6. A third kind of fact sheet is a summary of a new product’s characteristics which would include these details:

  • the nutrition information
  • the production process
  • pricing
  • availability
  • convenience
  • how it serves a consumer need

7. An electronic press kit is more versatile than traditional printed media kits. They include text, video, photo, audio, animation, etc…)

8. A good pitch follows these rules:

  • brevity-less than a page or screen
  • flawless syntax
  • enticing lead

Weed 7 TOW: The Lead Lab March 3, 2010

Filed under: COMM 4333,T.O.W. — mbboulware @ 3:12 pm

When I took The Lead Lab as a part of my PR Writing course, there were some things I learned. I was honestly surprised, though, because I thought I would learn more. It seemed like I was able to read it all and glide through it. It would not let me open up other people’s posts on the “You Be the Reporter” activity. I was kind of disappointed because I would have liked to have compared my leads that I wrote with other people’s. It would have been nice to sort of get graded on or at least get feedback as to how well I wrote the different leads. It was a neat, interactive activity, though, I must say. I liked how I was able to pick and choose what I looked at next instead of going from point A to point B, so to speak.

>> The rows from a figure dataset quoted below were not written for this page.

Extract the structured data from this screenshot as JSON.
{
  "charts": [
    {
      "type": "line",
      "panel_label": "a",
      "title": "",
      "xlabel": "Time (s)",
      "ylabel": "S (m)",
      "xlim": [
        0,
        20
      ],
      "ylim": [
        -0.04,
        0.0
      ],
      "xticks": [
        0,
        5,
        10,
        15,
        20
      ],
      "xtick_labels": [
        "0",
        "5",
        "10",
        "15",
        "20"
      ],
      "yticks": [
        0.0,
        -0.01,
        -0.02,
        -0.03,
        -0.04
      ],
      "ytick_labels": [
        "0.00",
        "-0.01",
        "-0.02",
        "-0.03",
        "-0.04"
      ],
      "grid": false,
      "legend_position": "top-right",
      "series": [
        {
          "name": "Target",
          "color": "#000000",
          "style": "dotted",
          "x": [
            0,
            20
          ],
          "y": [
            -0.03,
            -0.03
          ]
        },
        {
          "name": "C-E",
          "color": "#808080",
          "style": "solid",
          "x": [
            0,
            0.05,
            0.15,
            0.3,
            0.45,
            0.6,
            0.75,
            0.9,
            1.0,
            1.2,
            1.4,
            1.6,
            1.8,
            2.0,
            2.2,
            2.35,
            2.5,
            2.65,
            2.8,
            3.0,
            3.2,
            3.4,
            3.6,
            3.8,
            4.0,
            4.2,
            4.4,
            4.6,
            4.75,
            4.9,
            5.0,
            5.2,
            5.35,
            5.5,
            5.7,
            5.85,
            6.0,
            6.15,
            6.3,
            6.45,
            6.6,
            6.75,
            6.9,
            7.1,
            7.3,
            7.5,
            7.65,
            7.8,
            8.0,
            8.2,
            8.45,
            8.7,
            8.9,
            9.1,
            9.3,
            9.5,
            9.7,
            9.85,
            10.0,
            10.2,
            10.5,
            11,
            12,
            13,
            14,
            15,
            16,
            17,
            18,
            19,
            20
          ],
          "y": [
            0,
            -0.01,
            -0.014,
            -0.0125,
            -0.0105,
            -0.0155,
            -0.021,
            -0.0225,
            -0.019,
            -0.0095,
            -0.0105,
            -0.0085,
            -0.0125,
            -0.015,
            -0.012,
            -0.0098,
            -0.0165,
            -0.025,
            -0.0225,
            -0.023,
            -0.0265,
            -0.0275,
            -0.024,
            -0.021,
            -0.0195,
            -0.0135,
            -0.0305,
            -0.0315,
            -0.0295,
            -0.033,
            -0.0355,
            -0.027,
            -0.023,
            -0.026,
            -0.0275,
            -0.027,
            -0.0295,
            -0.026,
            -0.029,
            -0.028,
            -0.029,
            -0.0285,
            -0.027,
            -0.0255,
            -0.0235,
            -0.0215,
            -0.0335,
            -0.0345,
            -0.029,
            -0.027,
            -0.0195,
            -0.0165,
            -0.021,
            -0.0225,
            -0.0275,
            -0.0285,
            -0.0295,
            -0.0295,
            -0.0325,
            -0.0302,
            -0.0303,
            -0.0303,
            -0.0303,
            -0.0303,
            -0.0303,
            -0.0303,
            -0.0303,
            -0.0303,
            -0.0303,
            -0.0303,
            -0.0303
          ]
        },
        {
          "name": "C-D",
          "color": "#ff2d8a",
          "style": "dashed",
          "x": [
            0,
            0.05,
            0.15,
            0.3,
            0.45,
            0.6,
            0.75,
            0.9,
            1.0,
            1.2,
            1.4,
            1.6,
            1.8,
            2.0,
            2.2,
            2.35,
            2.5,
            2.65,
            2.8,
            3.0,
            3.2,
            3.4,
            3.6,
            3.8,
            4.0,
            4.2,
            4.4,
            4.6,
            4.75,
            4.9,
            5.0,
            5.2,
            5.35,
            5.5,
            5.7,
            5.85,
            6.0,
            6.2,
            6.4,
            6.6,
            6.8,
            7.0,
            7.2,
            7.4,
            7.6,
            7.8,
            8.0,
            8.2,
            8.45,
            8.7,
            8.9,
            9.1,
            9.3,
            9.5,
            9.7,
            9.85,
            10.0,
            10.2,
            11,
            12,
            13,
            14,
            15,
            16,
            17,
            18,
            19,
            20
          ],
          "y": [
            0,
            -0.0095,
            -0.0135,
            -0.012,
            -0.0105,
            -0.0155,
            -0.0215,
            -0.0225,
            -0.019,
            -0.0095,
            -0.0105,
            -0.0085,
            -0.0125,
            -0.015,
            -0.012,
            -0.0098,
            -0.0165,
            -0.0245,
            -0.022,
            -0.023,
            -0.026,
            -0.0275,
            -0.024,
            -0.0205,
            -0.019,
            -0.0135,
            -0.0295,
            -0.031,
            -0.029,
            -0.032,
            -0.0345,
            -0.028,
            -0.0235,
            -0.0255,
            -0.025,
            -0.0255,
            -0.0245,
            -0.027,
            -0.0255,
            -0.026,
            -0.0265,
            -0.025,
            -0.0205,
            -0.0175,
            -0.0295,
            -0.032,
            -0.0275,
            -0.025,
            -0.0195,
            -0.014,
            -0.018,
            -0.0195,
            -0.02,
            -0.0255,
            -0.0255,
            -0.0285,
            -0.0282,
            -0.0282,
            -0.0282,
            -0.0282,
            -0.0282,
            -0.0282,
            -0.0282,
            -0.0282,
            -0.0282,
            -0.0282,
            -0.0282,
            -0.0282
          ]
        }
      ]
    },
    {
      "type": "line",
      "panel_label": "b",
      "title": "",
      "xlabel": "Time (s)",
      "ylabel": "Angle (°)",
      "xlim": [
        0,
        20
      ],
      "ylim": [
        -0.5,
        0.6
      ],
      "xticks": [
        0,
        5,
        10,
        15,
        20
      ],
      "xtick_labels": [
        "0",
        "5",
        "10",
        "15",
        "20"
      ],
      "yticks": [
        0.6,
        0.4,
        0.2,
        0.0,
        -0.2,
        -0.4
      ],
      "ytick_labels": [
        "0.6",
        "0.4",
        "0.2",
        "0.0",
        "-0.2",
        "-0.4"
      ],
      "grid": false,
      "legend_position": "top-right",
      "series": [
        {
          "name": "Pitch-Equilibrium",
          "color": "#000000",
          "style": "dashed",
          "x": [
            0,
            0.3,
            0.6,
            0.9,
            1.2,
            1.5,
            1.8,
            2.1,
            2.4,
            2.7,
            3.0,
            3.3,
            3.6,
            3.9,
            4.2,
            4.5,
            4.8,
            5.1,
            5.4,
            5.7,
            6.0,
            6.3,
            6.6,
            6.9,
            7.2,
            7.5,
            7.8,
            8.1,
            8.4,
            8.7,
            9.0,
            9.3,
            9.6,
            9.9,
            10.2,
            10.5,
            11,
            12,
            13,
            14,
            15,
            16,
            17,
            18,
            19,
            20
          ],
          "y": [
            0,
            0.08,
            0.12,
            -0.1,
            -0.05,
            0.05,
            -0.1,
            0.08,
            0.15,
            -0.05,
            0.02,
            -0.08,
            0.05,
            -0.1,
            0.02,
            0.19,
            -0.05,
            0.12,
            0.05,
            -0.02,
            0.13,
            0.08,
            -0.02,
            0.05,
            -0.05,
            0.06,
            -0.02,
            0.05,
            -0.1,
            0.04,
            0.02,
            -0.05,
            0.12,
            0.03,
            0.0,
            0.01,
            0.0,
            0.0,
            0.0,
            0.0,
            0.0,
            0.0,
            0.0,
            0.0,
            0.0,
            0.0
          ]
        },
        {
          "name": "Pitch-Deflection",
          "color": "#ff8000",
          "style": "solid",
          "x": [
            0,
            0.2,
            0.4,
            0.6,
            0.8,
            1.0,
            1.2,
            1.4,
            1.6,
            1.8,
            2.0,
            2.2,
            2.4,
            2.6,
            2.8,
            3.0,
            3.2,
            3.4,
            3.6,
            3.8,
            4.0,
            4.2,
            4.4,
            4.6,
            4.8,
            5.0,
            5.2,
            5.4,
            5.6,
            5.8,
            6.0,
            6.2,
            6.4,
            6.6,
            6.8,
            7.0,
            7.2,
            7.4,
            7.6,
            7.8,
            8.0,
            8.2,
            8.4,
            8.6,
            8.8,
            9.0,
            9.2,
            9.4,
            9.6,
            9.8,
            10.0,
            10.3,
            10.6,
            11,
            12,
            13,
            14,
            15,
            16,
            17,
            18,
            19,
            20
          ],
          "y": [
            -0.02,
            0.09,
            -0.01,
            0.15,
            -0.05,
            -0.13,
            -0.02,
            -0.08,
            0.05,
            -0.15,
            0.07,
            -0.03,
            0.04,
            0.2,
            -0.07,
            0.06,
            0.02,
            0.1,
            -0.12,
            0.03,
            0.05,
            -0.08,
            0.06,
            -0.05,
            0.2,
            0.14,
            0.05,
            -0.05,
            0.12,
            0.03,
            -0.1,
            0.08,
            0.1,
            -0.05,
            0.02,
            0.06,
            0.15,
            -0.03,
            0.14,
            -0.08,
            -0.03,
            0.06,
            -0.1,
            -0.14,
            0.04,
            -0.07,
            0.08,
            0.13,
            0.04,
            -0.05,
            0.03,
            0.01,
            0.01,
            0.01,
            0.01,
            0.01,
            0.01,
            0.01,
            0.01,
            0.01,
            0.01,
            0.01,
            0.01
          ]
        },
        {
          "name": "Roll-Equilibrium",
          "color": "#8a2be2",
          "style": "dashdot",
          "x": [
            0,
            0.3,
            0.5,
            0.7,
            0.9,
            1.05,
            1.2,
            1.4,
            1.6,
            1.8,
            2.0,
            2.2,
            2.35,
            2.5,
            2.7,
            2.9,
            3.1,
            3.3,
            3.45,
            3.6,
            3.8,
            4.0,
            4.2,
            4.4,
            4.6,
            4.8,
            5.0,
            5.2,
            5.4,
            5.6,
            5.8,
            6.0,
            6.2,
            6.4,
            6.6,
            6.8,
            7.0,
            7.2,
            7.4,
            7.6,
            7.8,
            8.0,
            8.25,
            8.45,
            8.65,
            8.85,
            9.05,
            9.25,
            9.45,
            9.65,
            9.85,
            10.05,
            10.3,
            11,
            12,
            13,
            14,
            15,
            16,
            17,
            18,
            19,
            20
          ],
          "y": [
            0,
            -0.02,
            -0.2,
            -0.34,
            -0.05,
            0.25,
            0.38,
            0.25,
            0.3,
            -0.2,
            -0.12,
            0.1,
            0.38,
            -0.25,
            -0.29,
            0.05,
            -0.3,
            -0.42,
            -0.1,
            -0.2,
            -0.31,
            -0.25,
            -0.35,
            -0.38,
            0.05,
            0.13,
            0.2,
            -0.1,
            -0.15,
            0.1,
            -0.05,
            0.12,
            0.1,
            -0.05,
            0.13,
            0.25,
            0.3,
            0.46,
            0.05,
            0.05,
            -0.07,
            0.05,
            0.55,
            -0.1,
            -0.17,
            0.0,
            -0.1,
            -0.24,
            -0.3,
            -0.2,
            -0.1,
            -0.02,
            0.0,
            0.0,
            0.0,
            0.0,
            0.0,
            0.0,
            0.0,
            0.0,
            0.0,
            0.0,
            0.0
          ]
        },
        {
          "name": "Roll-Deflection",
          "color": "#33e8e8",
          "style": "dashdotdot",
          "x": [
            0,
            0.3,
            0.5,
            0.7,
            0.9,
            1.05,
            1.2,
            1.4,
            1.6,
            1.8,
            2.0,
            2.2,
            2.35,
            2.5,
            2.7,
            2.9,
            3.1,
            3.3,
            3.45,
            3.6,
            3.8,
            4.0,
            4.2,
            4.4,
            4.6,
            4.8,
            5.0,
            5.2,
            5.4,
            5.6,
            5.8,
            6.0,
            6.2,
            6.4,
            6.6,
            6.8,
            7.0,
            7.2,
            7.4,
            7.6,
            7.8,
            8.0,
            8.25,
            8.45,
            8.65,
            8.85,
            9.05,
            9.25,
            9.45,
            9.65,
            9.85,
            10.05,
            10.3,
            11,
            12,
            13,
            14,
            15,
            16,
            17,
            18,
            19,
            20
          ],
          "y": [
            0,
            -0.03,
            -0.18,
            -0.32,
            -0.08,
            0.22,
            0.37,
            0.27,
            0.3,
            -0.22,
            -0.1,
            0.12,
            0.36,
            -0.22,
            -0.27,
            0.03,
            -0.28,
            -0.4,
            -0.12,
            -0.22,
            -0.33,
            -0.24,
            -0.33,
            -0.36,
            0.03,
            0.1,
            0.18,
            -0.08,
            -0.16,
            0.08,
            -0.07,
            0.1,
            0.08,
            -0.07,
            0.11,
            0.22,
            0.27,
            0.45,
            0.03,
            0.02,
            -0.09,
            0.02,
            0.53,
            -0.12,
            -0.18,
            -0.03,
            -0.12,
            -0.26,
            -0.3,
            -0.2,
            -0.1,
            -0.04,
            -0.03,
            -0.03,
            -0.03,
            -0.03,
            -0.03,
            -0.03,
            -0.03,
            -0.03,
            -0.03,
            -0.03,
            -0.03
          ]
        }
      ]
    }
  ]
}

I thought is was interesting to see the myths. That was probably my favorite part. For example, one of the myths said that you can never begin a lead with a quote. It kind of shot that idea down by giving an example of a lead that would not have been as affective had it stuck to that rule. Another myth was that a good lead is only about 3 or lines long. That example, too, showed a lead that would not have been as attention-grabbing if it would have followed that rule.

Basically, that section proved that there are guidelines in writing and they are not necessarily rules that cannot be broken. I think, however, that it takes a well-known and prestigious individual to be able to break those rules. If you’re not well known or prestigious, I think that your writing has to be extraordinarily great to break those guidelines.